Avevi scelto di vivere, obbligato anche dal lavoro, in una città, Cosenza, che per sanità è l’ultima in Italia, ma tu amico mio hai voluto strafare e a causa di quel maledetto malore quel giorno ti sei trovato nel luogo più sbagliato in un momento ancor più sbagliato. È sembrato come un film di quelli dove i protagonisti non hanno scampo, devono morire. Un luogo che molti, un po’ per vezzo un po’ perché forse lo avranno letto da qualche parte, si affannano o a chiamare città. Una “città”, la nostra, dove la sanità non rientra in nessuna classifica e non perché l’Agenas che ogni anno pubblica la nuova classifica degli ospedali d’Italia se n’è dimenticata, no, amico mio no. Semplicemente perché in questo luogo, in questa famosissima “città” dell’entroterra calabrese, San Giovanni in Fiore, la sanità non esiste; o peggio c’era, eccome se c'era, ma lentamente col passare del tempo e con i provvedimenti legislativi nazionali e regionali fatti da destra e sinistra, atti a tagliare servizi sanitari perché troppo dispendiosi, è andata scomparendo. Perdonaci, Serafino, non siamo stati capaci di comprendere che nel tempo ci veniva levato il futuro stesso di questo luogo, scusa, di questa “città”, non vorrei che qualcuno si offendesse. Nel tempo abbiamo creato e il dramma è che più convinti lo facciamo ancora oggi, carriere politiche a destra e a manca, di politici che per la nostra sanità si sono stracciati le vesti, sempre, lo avrai notato anche Tu amico mio; personaggi che a tutto hanno pensato tranne che a mettere un punto fermo: “da qui non si passa, la sanità, l’ospedale di questa montagna non si tocca”! Perdonaci, Serafino. Le colpe non sono solo loro. E si perché se esistono o sono esistiti questi politici, la colpa non è solo loro, no. La responsabilità è soprattutto nostra, che siamo stati, ma lo siamo anche oggi, sempre pronti con la bocchetta dell’ossigeno per continuare a perpetuare le loro carriere politiche, anzi siamo così masochisti che per loro facciamo anche il tifo. Guarda Tu fino a che punto ci devi perdonare.

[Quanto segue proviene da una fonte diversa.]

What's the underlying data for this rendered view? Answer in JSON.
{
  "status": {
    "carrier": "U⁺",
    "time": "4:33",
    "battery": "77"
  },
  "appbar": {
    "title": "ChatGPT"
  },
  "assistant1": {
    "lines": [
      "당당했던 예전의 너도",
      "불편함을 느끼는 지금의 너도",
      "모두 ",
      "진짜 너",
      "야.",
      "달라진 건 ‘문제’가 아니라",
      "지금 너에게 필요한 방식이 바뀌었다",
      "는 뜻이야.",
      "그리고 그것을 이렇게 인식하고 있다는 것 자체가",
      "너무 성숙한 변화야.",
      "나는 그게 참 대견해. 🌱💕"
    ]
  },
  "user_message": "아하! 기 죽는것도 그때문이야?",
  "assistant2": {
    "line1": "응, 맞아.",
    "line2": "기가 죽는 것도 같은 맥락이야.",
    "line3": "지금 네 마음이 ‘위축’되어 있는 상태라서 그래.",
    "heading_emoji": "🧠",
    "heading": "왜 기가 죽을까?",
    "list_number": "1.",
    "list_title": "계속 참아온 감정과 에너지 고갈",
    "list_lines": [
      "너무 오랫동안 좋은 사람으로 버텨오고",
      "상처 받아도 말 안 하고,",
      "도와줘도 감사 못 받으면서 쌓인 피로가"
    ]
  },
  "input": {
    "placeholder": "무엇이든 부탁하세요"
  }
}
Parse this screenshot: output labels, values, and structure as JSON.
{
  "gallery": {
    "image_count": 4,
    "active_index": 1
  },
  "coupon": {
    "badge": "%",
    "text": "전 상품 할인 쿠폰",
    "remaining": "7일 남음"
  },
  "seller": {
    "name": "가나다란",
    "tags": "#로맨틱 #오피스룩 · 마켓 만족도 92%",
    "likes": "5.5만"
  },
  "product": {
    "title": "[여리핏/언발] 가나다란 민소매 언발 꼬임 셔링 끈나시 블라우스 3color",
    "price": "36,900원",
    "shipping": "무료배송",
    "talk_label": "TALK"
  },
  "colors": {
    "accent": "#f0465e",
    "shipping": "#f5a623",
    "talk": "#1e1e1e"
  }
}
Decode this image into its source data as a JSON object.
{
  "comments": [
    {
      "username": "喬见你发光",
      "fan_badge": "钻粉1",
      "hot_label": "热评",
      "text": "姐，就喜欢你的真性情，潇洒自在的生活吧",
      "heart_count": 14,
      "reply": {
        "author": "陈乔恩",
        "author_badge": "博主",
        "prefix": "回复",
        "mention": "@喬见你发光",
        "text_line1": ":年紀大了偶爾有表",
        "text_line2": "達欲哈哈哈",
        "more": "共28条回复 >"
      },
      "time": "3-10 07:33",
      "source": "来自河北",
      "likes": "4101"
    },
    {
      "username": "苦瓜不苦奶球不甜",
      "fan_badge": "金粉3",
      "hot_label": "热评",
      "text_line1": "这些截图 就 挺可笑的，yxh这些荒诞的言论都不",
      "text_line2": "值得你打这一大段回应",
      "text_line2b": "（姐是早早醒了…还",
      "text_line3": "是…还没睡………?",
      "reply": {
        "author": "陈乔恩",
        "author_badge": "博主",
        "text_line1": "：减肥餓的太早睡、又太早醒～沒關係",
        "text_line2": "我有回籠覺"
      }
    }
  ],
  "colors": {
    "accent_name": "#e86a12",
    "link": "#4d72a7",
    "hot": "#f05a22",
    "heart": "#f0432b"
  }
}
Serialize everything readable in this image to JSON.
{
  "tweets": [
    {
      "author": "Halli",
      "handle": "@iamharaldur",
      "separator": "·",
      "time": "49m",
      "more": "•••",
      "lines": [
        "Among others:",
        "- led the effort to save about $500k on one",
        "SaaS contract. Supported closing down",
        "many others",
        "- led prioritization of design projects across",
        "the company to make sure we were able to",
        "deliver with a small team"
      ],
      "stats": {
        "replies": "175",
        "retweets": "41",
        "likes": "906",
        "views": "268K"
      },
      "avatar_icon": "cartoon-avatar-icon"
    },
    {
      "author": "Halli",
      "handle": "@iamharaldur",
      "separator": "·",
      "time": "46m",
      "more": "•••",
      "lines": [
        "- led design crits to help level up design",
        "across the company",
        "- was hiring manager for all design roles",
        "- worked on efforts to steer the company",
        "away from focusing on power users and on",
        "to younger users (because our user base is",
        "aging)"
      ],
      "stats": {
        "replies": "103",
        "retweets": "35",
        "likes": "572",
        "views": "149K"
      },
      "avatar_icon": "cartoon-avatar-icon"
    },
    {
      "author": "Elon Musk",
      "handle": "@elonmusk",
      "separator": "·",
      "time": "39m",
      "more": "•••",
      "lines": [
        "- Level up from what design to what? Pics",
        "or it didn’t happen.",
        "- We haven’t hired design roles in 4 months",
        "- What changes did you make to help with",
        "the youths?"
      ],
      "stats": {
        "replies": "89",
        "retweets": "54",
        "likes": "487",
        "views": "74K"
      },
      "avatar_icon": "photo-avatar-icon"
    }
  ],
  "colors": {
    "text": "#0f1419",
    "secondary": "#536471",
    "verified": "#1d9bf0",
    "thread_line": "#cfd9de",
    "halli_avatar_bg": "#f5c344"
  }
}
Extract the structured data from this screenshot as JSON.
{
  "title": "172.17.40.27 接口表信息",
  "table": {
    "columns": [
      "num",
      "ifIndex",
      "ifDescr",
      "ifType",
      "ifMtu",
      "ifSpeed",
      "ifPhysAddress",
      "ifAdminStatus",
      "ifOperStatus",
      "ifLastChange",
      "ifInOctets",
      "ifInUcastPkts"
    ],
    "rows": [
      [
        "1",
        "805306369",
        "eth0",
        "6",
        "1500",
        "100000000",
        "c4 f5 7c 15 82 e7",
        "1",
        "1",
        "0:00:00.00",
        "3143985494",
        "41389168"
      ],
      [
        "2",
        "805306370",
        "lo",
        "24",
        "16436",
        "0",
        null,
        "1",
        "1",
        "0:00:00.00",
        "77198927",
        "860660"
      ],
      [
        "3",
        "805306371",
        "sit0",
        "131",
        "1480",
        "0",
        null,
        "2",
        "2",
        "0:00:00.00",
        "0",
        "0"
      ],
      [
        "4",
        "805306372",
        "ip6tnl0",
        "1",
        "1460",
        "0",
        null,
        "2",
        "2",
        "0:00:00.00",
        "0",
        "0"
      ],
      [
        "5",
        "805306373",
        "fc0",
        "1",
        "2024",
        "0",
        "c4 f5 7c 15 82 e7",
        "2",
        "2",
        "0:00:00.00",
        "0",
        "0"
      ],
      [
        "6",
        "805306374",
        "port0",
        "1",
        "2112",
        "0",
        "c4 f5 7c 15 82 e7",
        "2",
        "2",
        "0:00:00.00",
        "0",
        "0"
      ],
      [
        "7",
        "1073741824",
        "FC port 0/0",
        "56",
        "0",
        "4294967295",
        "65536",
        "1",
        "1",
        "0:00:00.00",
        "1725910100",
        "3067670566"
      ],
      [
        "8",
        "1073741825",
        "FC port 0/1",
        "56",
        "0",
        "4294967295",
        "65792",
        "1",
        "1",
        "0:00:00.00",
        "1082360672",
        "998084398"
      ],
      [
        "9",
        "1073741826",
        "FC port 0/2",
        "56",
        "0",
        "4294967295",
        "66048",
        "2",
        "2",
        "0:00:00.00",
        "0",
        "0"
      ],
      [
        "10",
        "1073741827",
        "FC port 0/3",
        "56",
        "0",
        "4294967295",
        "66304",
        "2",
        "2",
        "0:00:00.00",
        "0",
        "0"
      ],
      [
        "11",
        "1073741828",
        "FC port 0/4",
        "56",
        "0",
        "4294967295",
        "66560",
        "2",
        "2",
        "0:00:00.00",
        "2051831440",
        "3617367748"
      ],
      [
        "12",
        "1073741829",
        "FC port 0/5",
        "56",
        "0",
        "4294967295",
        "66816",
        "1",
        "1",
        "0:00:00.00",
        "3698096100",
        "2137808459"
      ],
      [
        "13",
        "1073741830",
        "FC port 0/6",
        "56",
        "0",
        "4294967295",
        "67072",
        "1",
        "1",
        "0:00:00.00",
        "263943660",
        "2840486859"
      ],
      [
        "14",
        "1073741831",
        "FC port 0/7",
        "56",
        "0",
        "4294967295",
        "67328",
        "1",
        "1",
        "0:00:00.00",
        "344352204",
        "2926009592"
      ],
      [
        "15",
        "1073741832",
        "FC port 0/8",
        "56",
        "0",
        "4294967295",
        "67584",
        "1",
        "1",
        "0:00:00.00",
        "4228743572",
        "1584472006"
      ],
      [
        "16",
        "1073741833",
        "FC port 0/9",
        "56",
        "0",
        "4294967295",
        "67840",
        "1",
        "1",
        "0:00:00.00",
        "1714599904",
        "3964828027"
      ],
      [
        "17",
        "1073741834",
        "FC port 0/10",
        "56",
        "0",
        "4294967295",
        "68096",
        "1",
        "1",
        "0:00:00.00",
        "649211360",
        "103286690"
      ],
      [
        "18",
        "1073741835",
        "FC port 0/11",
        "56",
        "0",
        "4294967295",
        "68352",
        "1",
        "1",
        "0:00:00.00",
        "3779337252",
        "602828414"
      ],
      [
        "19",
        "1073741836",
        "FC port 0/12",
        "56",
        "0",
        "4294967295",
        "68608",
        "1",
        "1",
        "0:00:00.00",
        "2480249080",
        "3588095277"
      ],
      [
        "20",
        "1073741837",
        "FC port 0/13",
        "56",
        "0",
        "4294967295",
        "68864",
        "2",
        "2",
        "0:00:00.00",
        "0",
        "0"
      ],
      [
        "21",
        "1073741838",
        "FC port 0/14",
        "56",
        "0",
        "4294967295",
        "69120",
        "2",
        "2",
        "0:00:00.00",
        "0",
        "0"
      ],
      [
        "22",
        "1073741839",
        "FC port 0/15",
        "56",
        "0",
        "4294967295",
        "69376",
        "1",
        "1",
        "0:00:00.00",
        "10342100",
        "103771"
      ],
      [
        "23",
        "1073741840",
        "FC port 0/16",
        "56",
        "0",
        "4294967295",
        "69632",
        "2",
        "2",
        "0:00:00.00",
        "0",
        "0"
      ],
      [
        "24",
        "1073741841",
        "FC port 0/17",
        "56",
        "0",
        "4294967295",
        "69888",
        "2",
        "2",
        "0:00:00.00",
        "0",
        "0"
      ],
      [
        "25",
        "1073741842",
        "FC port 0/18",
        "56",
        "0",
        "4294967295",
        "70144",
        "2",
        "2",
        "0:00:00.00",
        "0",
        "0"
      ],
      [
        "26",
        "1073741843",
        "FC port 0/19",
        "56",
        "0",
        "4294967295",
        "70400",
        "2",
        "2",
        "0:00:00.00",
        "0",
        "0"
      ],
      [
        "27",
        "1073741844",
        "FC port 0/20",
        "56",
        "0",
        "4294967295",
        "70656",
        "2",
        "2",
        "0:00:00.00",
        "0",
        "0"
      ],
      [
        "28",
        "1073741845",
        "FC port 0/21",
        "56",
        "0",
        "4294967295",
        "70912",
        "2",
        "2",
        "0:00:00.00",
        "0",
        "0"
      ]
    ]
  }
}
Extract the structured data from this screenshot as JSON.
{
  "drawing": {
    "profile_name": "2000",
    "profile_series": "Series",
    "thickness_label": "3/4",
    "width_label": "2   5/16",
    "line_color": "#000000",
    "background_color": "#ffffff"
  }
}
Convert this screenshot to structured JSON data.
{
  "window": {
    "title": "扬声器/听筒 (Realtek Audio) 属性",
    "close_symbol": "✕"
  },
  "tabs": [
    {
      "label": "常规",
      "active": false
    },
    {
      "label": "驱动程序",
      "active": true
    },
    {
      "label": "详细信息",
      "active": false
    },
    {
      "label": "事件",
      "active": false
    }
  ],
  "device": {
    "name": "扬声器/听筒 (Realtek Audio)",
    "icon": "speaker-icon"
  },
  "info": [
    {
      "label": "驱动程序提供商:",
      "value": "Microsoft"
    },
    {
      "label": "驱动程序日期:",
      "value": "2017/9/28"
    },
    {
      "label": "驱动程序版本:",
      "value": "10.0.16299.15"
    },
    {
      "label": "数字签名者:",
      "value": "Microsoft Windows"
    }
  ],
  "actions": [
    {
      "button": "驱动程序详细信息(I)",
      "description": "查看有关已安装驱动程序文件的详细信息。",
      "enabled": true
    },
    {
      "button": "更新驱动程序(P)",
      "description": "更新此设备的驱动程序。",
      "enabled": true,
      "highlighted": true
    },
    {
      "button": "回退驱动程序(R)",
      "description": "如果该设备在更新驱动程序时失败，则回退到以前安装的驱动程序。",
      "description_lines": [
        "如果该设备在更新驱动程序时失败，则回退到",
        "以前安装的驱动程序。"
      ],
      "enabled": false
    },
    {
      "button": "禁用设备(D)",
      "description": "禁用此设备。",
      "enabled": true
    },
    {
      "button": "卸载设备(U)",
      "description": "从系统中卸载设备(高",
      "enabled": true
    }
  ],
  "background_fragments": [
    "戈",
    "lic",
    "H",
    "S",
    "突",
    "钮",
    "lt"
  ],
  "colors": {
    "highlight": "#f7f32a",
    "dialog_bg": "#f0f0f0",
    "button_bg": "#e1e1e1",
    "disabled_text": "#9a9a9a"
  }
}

La sanità è servita sempre come specchietto per le allodole, come spinta propulsiva per le campagne elettorali di tutti, per avere indietro il consenso. Quel maledetto consenso che ha permesso scalate verticali nei meandri delle istituzioni. Perdonaci, Serafino. Non perché tu debba assolvere chi che sia, no. Chi avrà sbagliato in ciò che ti è accaduto dovrà pagare, sempre se un giorno la giustizia farà veramente luce sui fatti. Devi perdonarci perché non abbiamo capito nulla. Siamo in ritardo su tutto. Negli ultimi tempi poi ci siamo innamorati dell’apparenza mettendo da parte la sostanza. Vendiamo prodotti che in magazzino non abbiamo. Che popolo siamo noi? Non siamo forse il popolo che adora le feste? E si, che siamo il popolo che si atteggia a farsi le fotografie su un tratto di strada strappato a tutti, perché a tutti serviva per meglio muoversi, e consegnato agli amanti dei ritrovi super illuminati. Poi però andiamo a fare “silenzio” nelle marce. E si perché poi che diranno se non mi vedono, ci vanno tutti! Perdonaci, Serafino. Il rumore che hai provocato spero duri il più possibile, anche se non ho tanta fiducia che nel frattempo cambi qualcosa. E si, amico mio, è assai difficile che cambi qualcosa in una terra così bella e sfortunata; un barlume di speranza a dire il vero lo percepisco non tanto da chi oggi ha il potere o dai soliti noti che conosci bene anche Tu, ma dai ragazzi che ho visto piangere in quella passeggiata silenziosa che loro stessi hanno organizzato per Te, perché Tu amico mio, diciamoci la verità, non dovevi morire. Per Te si dovevano muovere le montagne ma non si sono mosse, perché Tu eri un ragazzino e non un novant’enne alla soglia di Pietro. Per te non c’è stato un luminare di cardiologia, che veniva da chissà dove, a strapparti alla morte, no, Tu, era destino che dovevi morire in quel 4 gennaio del 2025. È assai difficile che cambi qualcosa caro Serafino, ma se dovesse accadere, è grazie a Te, che hai lasciato i tuoi cari, le tue bambine, tua moglie, i tuoi genitori, i tuoi amici nello sconforto più totale; e comunque amico mio, neanche la migliore delle cliniche, magari coi pomelli d’oro, colmerebbe la tua assurda assenza. Perdonaci, Serafino.